Will Iran’s Border Flare-Up with Azerbaijan Escalate?

October 14, 2021 Topic: Iran Region: Middle East Blog Brand: The Buzz Tags: IranAzerbaijanIsraelTurkeyIRGC

Will Iran’s Border Flare-Up with Azerbaijan Escalate?

Iran continues to see Azerbaijan’s military strength and collaboration with Israel as threatening to its national security.

 

Tensions are flaring between Baku and Tehran after Iran’s Islamic Revolutionary Guard Corps (IRGC) launched widespread military drills in a show of force along their shared border. Iran’s exercises mark the first time in Azerbaijan’s thirty years of independence that a foreign state has directly threatened its sovereignty. Although Iranian officials claim the drills were aimed to protect “regional security,” they strongly insinuated that the real catalyst was the strengthening of Israeli-Azerbaijani ties. Iran, the champion of using proxy warfare to further its foreign policy, is fearful that Israel could be employing the same tactic by building a formidable base in the Caucus region.

Baku has always shared warm relations with the Jewish state. Azerbaijan has purchased billions of dollars of weapons from Israel, and Israel imports nearly 40 percent of its oil from Azerbaijan. From 2011 to 2020, Israel accounted for 27 percent of Azerbaijan’s imports of major arms. While the details of the specific weapons purchased have not been publicized, Azerbaijan’s president Ilham Aliyev said that his country acquired $4.85 billion in defense equipment from Israel in 2016 and used Israeli-made drones in the 2020 Nagorno-Karabakh conflict. Following Tehran’s military drills on its border with Azerbaijan, photos circulated of Aliyev posing with an Israeli-manufactured kamikaze drone. This act was likely in response to Iran’s threat to Baku over its relations with Israel.

 

In Tehran’s eyes, Azerbaijan’s military strength and collaboration with Israel threaten its national security. In April, Iran reported that it arrested “Israeli spies” along its shared border with Azerbaijan, highlighting the regime’s paranoia that Baku is aiding the Jewish state in anti-Iran operations. The Iranian foreign minister mirrored this rhetoric by expressing that “the Islamic Republic of Iran does not tolerate the presence and activities of the Zionist regime against its national security and will take necessary action in this regard.”

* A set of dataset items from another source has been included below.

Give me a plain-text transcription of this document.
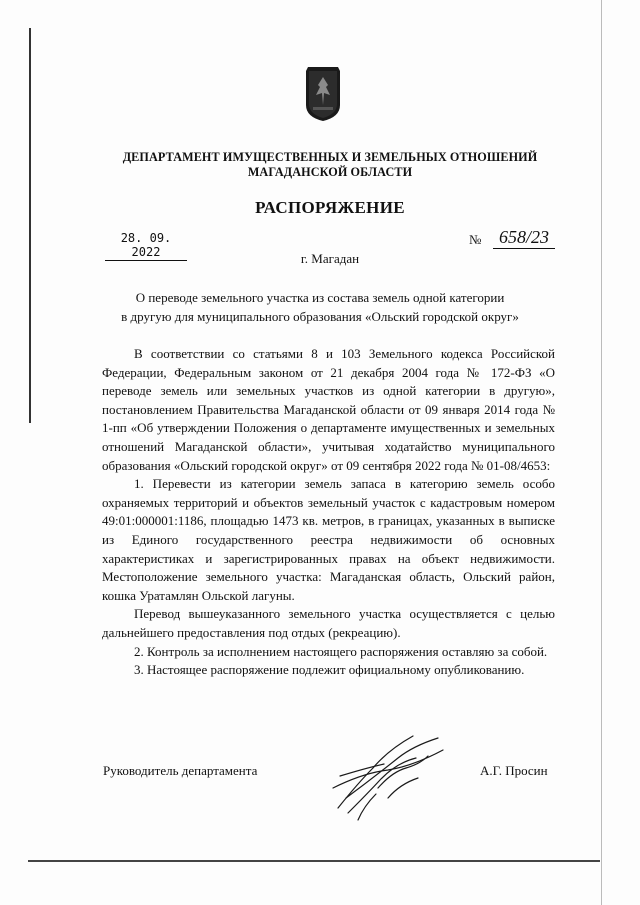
ДЕПАРТАМЕНТ ИМУЩЕСТВЕННЫХ И ЗЕМЕЛЬНЫХ ОТНОШЕНИЙ
МАГАДАНСКОЙ ОБЛАСТИ
РАСПОРЯЖЕНИЕ
28. 09. 2022
№ 658/23
г. Магадан
О переводе земельного участка из состава земель одной категории
в другую для муниципального образования «Ольский городской округ»

В соответствии со статьями 8 и 103 Земельного кодекса Российской Федерации, Федеральным законом от 21 декабря 2004 года № 172-ФЗ «О переводе земель или земельных участков из одной категории в другую», постановлением Правительства Магаданской области от 09 января 2014 года № 1-пп «Об утверждении Положения о департаменте имущественных и земельных отношений Магаданской области», учитывая ходатайство муниципального образования «Ольский городской округ» от 09 сентября 2022 года № 01-08/4653:

1. Перевести из категории земель запаса в категорию земель особо охраняемых территорий и объектов земельный участок с кадастровым номером 49:01:000001:1186, площадью 1473 кв. метров, в границах, указанных в выписке из Единого государственного реестра недвижимости об основных характеристиках и зарегистрированных правах на объект недвижимости. Местоположение земельного участка: Магаданская область, Ольский район, кошка Уратамлян Ольской лагуны.

Перевод вышеуказанного земельного участка осуществляется с целью дальнейшего предоставления под отдых (рекреацию).

2. Контроль за исполнением настоящего распоряжения оставляю за собой.

3. Настоящее распоряжение подлежит официальному опубликованию.

Руководитель департамента	А.Г. Просин
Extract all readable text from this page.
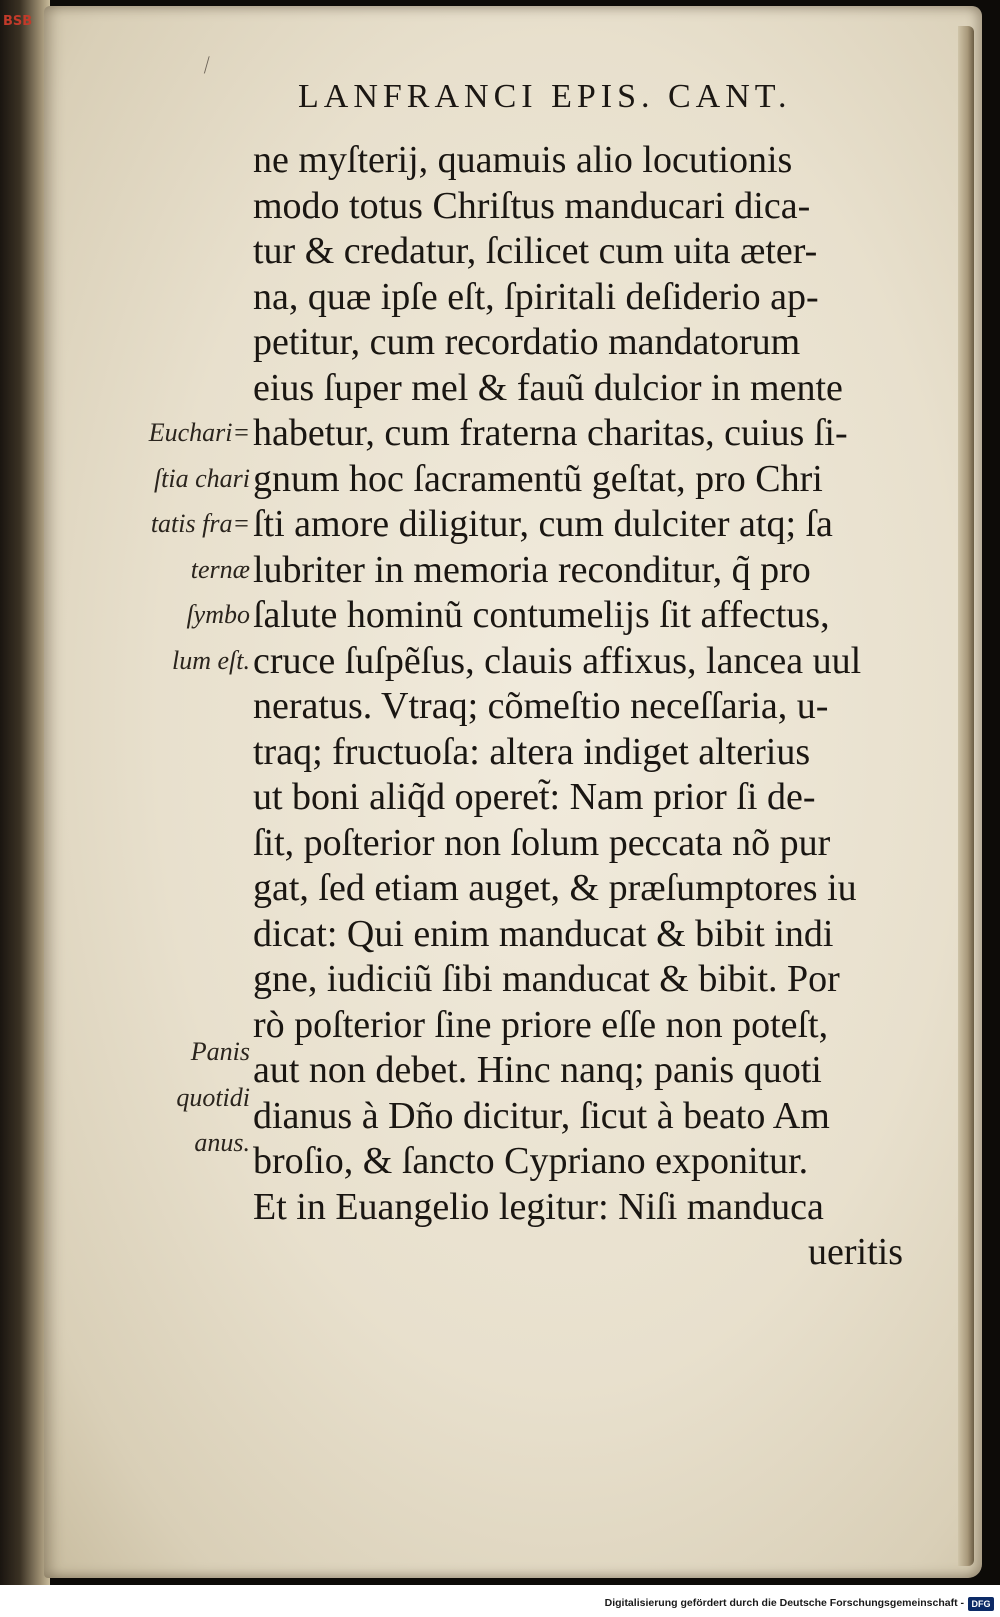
BSB
⁄
LANFRANCI EPIS. CANT.
ne myſterij, quamuis alio locutionis
modo totus Chriſtus manducari dica-
tur & credatur, ſcilicet cum uita æter-
na, quæ ipſe eſt, ſpiritali deſiderio ap-
petitur, cum recordatio mandatorum
eius ſuper mel & fauũ dulcior in mente
habetur, cum fraterna charitas, cuius ſi-
gnum hoc ſacramentũ geſtat, pro Chri
ſti amore diligitur, cum dulciter atq; ſa
lubriter in memoria reconditur, q̃ pro
ſalute hominũ contumelijs ſit affectus,
cruce ſuſpẽſus, clauis affixus, lancea uul
neratus. Vtraq; cõmeſtio neceſſaria, u-
traq; fructuoſa: altera indiget alterius
ut boni aliq̃d operet̃: Nam prior ſi de-
ſit, poſterior non ſolum peccata nõ pur
gat, ſed etiam auget, & præſumptores iu
dicat: Qui enim manducat & bibit indi
gne, iudiciũ ſibi manducat & bibit. Por
rò poſterior ſine priore eſſe non poteſt,
aut non debet. Hinc nanq; panis quoti
dianus à Dño dicitur, ſicut à beato Am
broſio, & ſancto Cypriano exponitur.
Et in Euangelio legitur: Niſi manduca
ueritis
Euchari=
ſtia chari
tatis fra=
ternæ
ſymbo
lum eſt.
Panis
quotidi
anus.
Digitalisierung gefördert durch die Deutsche Forschungsgemeinschaft - DFG
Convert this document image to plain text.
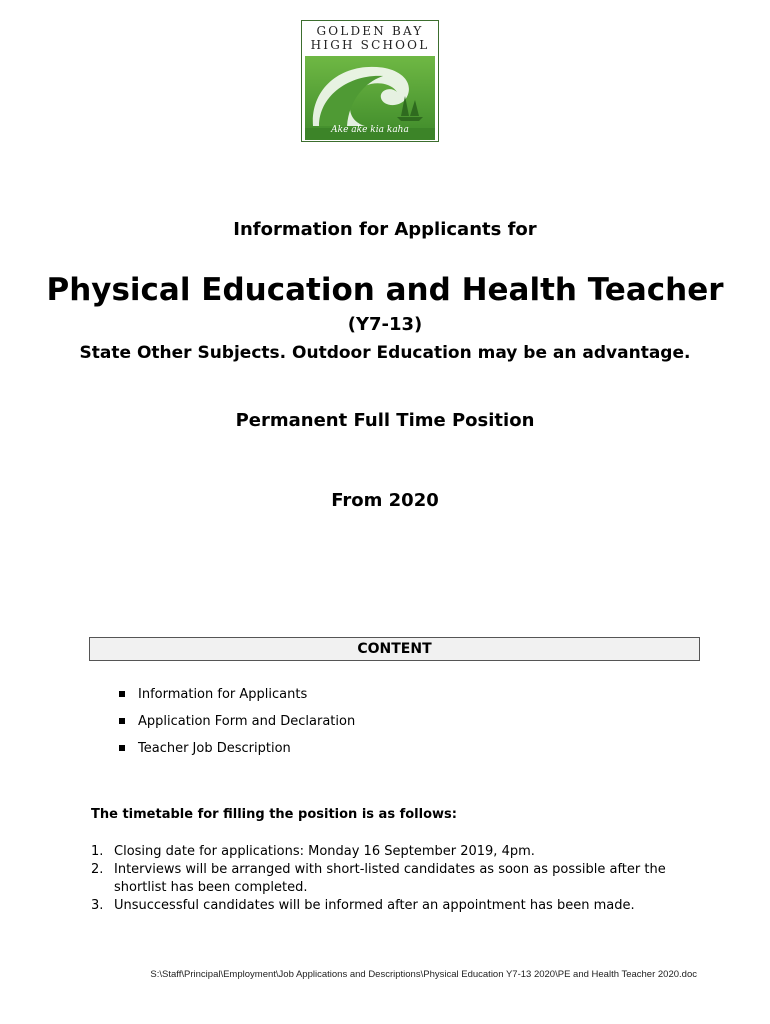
GOLDEN BAY
HIGH SCHOOL
Ake ake kia kaha

Information for Applicants for

Physical Education and Health Teacher

(Y7-13)

State Other Subjects. Outdoor Education may be an advantage.

Permanent Full Time Position

From 2020

CONTENT
Information for Applicants
Application Form and Declaration
Teacher Job Description
The timetable for filling the position is as follows:
1. Closing date for applications: Monday 16 September 2019, 4pm.
2. Interviews will be arranged with short-listed candidates as soon as possible after the shortlist has been completed.
3. Unsuccessful candidates will be informed after an appointment has been made.
S:\Staff\Principal\Employment\Job Applications and Descriptions\Physical Education Y7-13 2020\PE and Health Teacher 2020.doc
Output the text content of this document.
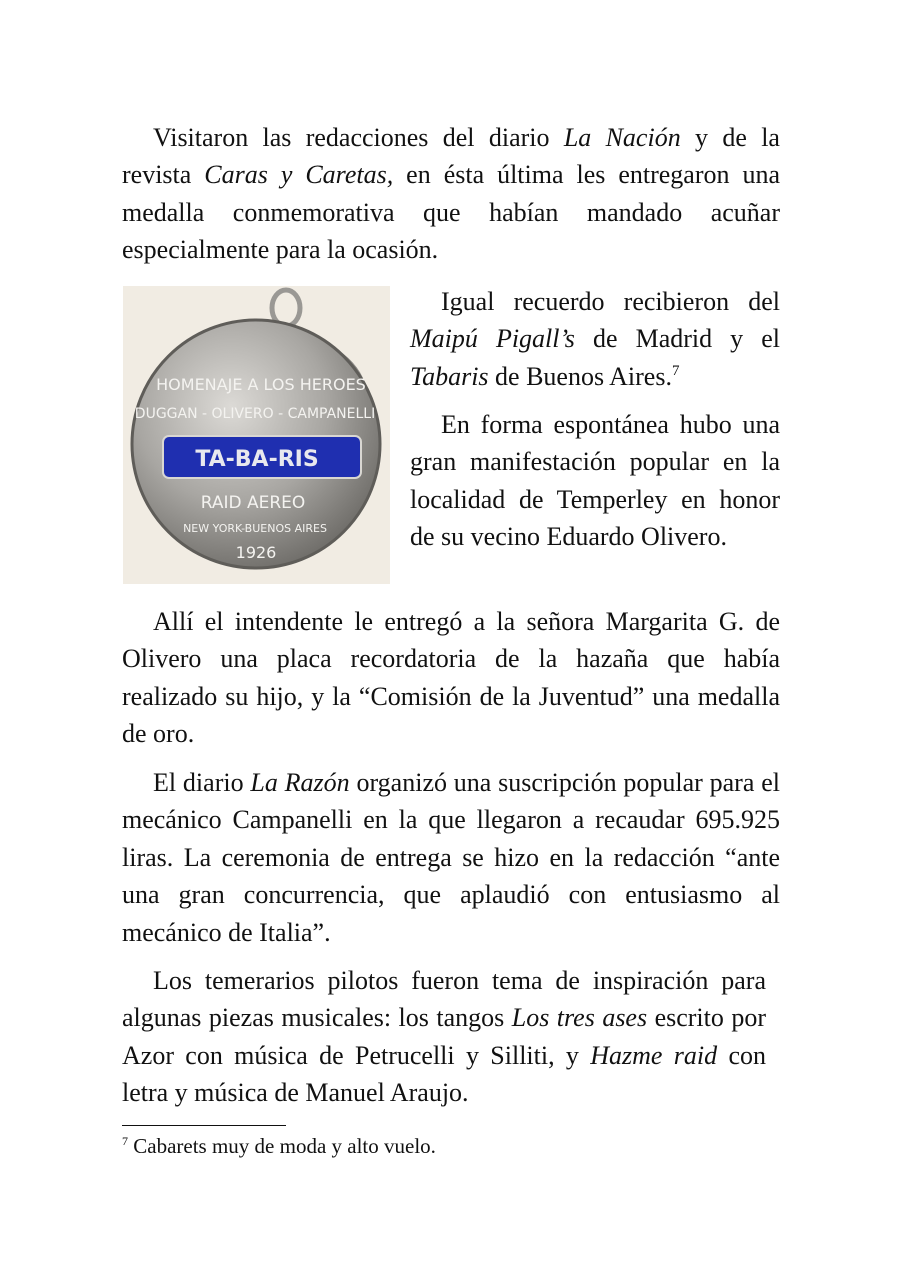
Visitaron las redacciones del diario La Nación y de la revista Caras y Caretas, en ésta última les entregaron una medalla conmemorativa que habían mandado acuñar especialmente para la ocasión.

HOMENAJE A LOS HEROES
DUGGAN - OLIVERO - CAMPANELLI
TA-BA-RIS
RAID AEREO
NEW YORK-BUENOS AIRES
1926

Igual recuerdo recibieron del Maipú Pigall’s de Madrid y el Tabaris de Buenos Aires.$^7$

En forma espontánea hubo una gran manifestación popular en la localidad de Temperley en honor de su vecino Eduardo Olivero.

Allí el intendente le entregó a la señora Margarita G. de Olivero una placa recordatoria de la hazaña que había realizado su hijo, y la “Comisión de la Juventud” una medalla de oro.

El diario La Razón organizó una suscripción popular para el mecánico Campanelli en la que llegaron a recaudar 695.925 liras. La ceremonia de entrega se hizo en la redacción “ante una gran concurrencia, que aplaudió con entusiasmo al mecánico de Italia”.

Los temerarios pilotos fueron tema de inspiración para algunas piezas musicales: los tangos Los tres ases escrito por Azor con música de Petrucelli y Silliti, y Hazme raid con letra y música de Manuel Araujo.

$^7$ Cabarets muy de moda y alto vuelo.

While Iran worries about the kinetic implications that enhanced Israeli-Azerbaijani relations could yield, regime officials are also concerned about being left out of the regional geopolitical picture. In addition to allying with Israel, Baku works closely with Ankara. Iran views Turkey as its competitor and is weary of the growing influence it holds in the region. Azerbaijan and Turkey have been historic allies as both countries share close cultural ties and Turkish heritage. Ankara and Baku also share economic interests that sideline Tehran. The Baku-Tbilisi-Ceyhan pipeline was initially built by Ankara to exclude Iran from critical regional infrastructure enterprises. The pipeline transports Azerbaijani oil to Turkey vis-à-vis Georgia, which eliminates the use of the Persian Gulf and the need for Iran’s participation. Although Israel and Turkey maintain a murky relationship at best, a potential Azerbaijan-Turkey-Israel coalition could pose a serious threat to Tehran.

In the age of the Abraham Accords and the Al-Ula Declaration, Iran has been excluded from and targeted by regional alliances. The historic peace deals signed in 2020 known as the Abraham Accords normalized Israeli relations with the United Arab Emirates, Bahrain, Sudan, and Morocco. Shortly after, the Gulf Cooperation Council signed the Al-Ula Declaration, nicknamed the Gulf “solidarity pact,” in early 2021, which symbolized a united Gulf front. Both sets of peace agreements demonstrate shifting alliances in the region and have consequently pushed Iran further into isolation. Although the strengthened Israel-Azerbaijan partnership gravely concerns Tehran, the regime is likely unwilling to completely sever its ties with its Caucasus ally by escalating the conflict on the border.

Maya Carlin is an analyst at the Center for Security Policy in Washington D.C. and a former Anna Sobol Levy Fellow at IDC Herzliya in Israel.